Mayjen Sisriadi mengatakan, pada Senin (20/5) malam, penyidik dari Mabes Polri dan POM TNI telah melakukan penyidikan terhadap oknum yang diduga sebagai pelaku. Penyidikan dilakukan di Markas Puspom TNI, Cilangkap.
"Hal ini dilakukan karena salah satu oknum yang diduga pelaku berstatus sipil (Mayjen Purn S), sedangkan satu oknum lainnya berstatus militer (Praka BP)," kata Sisriadi.
Saat ini, kata Sisriadi, Mayjen (Purn) S menjadi tahanan Mabes Polri dan dititipkan di Rumah Tahanan Militer Guntur. Sedangkan, Praka BP menjadi tahanan TNI di Rumah Tahanan Militer Guntur.
Sisriadi tidak mengetahui secara pasti apakah penangkapan itu terkait informasi tentang kasus penyelundupan senjata untuk mengacaukan aksi 22 Mei 2019 atau terkait laporan dugaan makar. "Nanti pak Menko Polhukam akan menggelar konferensi pers terkait hal tersebut," katanya.
Kasus S berawal dari laporan resmi seorang pengacara bernama Humisar Sahala. Pengacara itu melaporkan salah satu purnawirawan pendukung capres Prabowo Subianto tersebut ke Direktorat Siber Bareskrim Polri pada Senin (20/5) sore. Humisar menuding S melakukan tindak pidana makar. “Saya datang ke sini (Bareskrim) secara pribadi,” kata Humisar di Mabes Polri, Senin (20/5).
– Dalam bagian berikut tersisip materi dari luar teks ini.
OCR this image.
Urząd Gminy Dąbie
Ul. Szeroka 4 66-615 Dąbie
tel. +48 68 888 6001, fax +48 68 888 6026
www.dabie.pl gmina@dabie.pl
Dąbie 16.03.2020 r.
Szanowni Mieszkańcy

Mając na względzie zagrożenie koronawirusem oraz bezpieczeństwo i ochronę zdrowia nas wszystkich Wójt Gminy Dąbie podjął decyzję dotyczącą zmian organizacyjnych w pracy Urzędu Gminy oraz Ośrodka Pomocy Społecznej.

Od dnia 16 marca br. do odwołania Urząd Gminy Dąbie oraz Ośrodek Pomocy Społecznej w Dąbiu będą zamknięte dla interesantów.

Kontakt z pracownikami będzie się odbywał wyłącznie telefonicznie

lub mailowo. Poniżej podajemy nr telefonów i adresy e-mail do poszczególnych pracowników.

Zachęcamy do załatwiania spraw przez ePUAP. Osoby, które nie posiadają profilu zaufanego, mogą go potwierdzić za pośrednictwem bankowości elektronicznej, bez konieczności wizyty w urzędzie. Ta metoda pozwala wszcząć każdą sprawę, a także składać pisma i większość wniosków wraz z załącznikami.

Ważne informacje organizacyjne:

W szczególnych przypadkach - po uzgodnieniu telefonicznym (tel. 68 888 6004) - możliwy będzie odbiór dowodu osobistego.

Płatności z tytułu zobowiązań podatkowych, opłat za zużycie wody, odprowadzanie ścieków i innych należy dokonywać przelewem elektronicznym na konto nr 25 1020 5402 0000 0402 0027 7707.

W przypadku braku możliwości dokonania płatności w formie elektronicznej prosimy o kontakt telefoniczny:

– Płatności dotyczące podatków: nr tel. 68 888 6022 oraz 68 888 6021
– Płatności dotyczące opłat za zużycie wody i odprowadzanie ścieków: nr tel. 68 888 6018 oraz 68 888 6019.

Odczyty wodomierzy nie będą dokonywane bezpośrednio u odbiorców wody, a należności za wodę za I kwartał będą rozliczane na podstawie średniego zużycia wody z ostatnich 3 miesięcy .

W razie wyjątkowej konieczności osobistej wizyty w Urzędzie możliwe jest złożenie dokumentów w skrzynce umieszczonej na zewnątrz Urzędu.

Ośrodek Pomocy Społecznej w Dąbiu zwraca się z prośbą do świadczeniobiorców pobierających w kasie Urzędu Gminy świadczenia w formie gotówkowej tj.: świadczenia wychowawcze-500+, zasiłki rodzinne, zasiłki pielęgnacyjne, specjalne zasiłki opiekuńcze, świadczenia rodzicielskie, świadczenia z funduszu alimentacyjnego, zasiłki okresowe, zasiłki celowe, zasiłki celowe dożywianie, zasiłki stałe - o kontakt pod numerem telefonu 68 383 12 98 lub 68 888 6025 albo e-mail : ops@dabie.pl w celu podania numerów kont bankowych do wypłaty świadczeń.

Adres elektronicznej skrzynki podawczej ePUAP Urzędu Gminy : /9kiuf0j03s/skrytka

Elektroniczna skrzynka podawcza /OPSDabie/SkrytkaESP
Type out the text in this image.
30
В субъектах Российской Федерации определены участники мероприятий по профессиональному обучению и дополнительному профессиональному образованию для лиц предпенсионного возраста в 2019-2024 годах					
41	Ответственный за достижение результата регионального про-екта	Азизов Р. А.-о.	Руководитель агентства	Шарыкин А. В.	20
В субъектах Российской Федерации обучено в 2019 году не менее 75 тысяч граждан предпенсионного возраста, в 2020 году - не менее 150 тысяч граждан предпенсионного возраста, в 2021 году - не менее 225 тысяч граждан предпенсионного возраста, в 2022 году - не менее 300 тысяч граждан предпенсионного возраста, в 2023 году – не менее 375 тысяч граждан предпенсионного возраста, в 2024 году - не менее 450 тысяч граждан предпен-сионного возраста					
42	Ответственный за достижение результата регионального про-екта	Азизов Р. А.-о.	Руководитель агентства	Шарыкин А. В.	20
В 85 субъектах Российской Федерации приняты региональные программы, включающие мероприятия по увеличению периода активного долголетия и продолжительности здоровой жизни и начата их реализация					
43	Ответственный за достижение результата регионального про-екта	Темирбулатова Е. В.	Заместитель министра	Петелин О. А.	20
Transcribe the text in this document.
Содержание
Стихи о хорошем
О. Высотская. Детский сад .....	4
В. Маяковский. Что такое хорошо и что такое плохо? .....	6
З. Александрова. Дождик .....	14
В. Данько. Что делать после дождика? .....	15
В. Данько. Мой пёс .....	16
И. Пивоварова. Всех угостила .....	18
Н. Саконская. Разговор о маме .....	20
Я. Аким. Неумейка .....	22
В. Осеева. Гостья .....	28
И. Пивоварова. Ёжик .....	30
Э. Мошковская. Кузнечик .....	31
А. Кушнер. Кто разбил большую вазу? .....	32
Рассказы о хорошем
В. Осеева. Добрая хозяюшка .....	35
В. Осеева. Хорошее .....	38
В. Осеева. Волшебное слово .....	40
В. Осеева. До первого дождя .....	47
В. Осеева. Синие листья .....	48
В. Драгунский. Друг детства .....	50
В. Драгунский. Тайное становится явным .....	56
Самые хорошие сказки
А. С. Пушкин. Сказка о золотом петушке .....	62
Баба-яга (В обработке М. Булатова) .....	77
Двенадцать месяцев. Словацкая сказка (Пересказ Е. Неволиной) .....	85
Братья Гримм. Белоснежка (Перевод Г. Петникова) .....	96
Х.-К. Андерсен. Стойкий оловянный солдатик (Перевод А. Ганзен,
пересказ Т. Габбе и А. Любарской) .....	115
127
Humisar menerangkan, pelaporan olehnya tersebut, setelah melihat video yang tersebar ke sejumlah media sosial dan grup-grup Whatsapp. Dalam video tersebut, seseorang yang diduga S sedang melakukan pembicaraan tentang rencana mobilisasi massa untuk menolak hasil Pemilu 2019 pada 22 Mei. Dalam video tersebut, seorang yang diduga S, mengatakan akan menutup dan menduduki kantor Komisi Pemilihan Umum (KPU), Istana Negara, dan Gedung Dewan Perwakilan Rakyat (DPR).
"Di situ kita cuma duduk, kita duduk, ya tutup, diharapkan kalau tanggal 20 baru datang 100 ribu, tanggal 21-nya sudah jadi 500 ribu, satu juta, maka kita kalau habis ini pulang ke daerah bisa mungkin merancang itu, kita rancang itu," kata pria yang diduga S dalam video tersebut.
Seorang mirip S itu menambahkan, "Nanti kalau tanggal 22 diumumkan, kalau Jokowi menang, yang kita lalukan tutup KPU, tutup, kemudian mungkin ada tutup Istana dengan DPR, Senayan, kita enggak ada ke Monas, tapi dalam jumlah besar, kalau jumlah besar polisi juga bingung.”